I run a few services inside my homelab, and most of those services have no business on the internet. I recently set up a couple that I did want to make available externally. I knew I didn’t want to just open up a port directly to the service, and my tailnet would not do the trick for these particular services. Reverse proxy is where I landed. This way I can open port 443 and serve all of the services I need.

Cloudflare

I used a few Cloudflare free services to accomplish this project.

I started by creating and downloading an Origin Server certificate. This will be needed to verify my service with Cloudflare.

I also randomly generated some urls to use for the services, they will be publicly available, but I still dont want them obvious. I made the DNS entries for them and used Cloudflares DNS proxy option to hide the destination address.

Nginx

I went with NGINX because I was already familiar with it.
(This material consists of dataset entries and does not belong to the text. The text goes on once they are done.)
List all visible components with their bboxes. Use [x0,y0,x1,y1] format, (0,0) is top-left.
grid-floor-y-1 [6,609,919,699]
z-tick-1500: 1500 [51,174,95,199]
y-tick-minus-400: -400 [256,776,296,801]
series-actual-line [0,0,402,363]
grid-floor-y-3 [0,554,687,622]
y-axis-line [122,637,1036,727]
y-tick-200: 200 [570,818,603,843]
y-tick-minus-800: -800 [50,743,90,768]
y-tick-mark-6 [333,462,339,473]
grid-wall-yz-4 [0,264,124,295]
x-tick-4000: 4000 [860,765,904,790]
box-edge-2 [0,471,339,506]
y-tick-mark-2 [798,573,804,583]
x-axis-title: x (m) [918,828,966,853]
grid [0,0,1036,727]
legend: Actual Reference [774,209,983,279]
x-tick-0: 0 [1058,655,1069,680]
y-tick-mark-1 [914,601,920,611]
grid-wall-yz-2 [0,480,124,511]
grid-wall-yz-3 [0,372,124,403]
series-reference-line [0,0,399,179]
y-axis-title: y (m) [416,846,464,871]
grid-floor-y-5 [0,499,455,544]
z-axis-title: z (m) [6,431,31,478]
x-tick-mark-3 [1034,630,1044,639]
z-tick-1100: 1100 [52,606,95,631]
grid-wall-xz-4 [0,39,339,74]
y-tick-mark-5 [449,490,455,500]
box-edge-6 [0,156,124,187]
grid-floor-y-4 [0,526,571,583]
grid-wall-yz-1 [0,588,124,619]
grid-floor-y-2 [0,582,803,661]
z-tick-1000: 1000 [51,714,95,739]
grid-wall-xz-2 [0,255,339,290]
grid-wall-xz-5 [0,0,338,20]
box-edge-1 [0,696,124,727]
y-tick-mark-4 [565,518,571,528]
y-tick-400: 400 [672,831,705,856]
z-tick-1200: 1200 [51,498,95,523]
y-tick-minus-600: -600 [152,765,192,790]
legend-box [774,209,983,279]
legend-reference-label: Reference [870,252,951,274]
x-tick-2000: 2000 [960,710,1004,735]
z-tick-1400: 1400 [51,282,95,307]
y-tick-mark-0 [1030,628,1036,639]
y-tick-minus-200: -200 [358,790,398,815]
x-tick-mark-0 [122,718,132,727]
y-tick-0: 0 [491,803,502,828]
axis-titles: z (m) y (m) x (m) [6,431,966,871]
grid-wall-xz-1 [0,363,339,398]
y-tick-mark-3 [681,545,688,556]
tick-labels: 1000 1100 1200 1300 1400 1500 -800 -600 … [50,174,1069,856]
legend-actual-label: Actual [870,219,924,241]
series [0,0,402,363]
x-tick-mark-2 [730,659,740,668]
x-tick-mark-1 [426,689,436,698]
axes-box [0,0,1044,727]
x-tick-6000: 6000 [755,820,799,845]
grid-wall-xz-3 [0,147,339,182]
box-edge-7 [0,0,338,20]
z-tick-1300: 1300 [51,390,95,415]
I am currently running it in a docker container on a Raspberry Pi 4.

I mounted the Cloudflare origin server certificate and key from the host to /cert.pem and /cert.key inside the NGINX container. This is required if you are using Full end to end encryption with Cloudflare.

Example Docker compose file

services:
    web:
        container_name: nginx
        image: nginx:latest
        volumes:
            - ./nginx/templates:/etc/nginx/templates
            - /etc/ssl/cert.pem:/cert.pem
            - /etc/ssl/key.pem:/key.pem
        ports:
            - "80:80"
            - "443:443"
        restart: unless-stopped

Example NGINX template

server {
    server_name npzri.domain.com;
    listen 443 ssl;
    ssl_certificate /cert.pem;
    ssl_certificate_key /key.pem;

    location / {
        proxy_set_header Host $host;
        proxy_set_header X-Forwarded-Host $host;
        proxy_set_header X-Forwarded-Server $host;
        proxy_set_header X-Forwarded-Proto $scheme;
        proxy_set_header X-Real-IP $remote_addr;
        proxy_set_header X-Forwarded-For $proxy_add_x_forwarded_for;
        proxy_http_version 1.1;
        proxy_set_header Upgrade $http_upgrade;
        proxy_pass http://192.168.1.201:8080;
    }
}

server {
    server_name lnxar.domain.com;
    listen 443 ssl;
    ssl_certificate /cert.pem;
    ssl_certificate_key /key.pem;

    location / {
        proxy_set_header Host $host;
        proxy_set_header X-Forwarded-Host $host;
        proxy_set_header X-Forwarded-Server $host;
        proxy_set_header X-Forwarded-Proto $scheme;
        proxy_set_header X-Real-IP $remote_addr;
        proxy_set_header X-Forwarded-For $proxy_add_x_forwarded_for;
        proxy_http_version 1.1;
        proxy_set_header Upgrade $http_upgrade;
        proxy_pass https://192.168.1.200:9001;
    }
}
server {
    server_name rziap.domain.com;
    listen 443 ssl;
    ssl_certificate /cert.pem;
    ssl_certificate_key /key.pem;

    location / {
        proxy_set_header Host $host;
        proxy_set_header X-Forwarded-Host $host;
        proxy_set_header X-Forwarded-Server $host;
        proxy_set_header X-Forwarded-Proto $scheme;
        proxy_set_header X-Real-IP $remote_addr;
        proxy_set_header X-Forwarded-For $proxy_add_x_forwarded_for;
        proxy_http_version 1.1;
        proxy_set_header Upgrade $http_upgrade;
        proxy_pass http://192.168.0.200:30042;
    }
}

ddns-updater

I used the ddns-updater project in a container to keep the Cloudflare DNS entries up to date if my IP happened to change. Cloudflare DNS documentation suggests using their API, ddclient and DNS-O-Matic, but I was familiar with this project, and already using it, so I stuck with it and it works pretty nicely.

Router

On my router I only had to expose port 443 to this Raspberry Pi so that it could serve up the encrypted websites. I am actually using Cloudflare to force everything to https so there was no need to expose 80 for any redirects.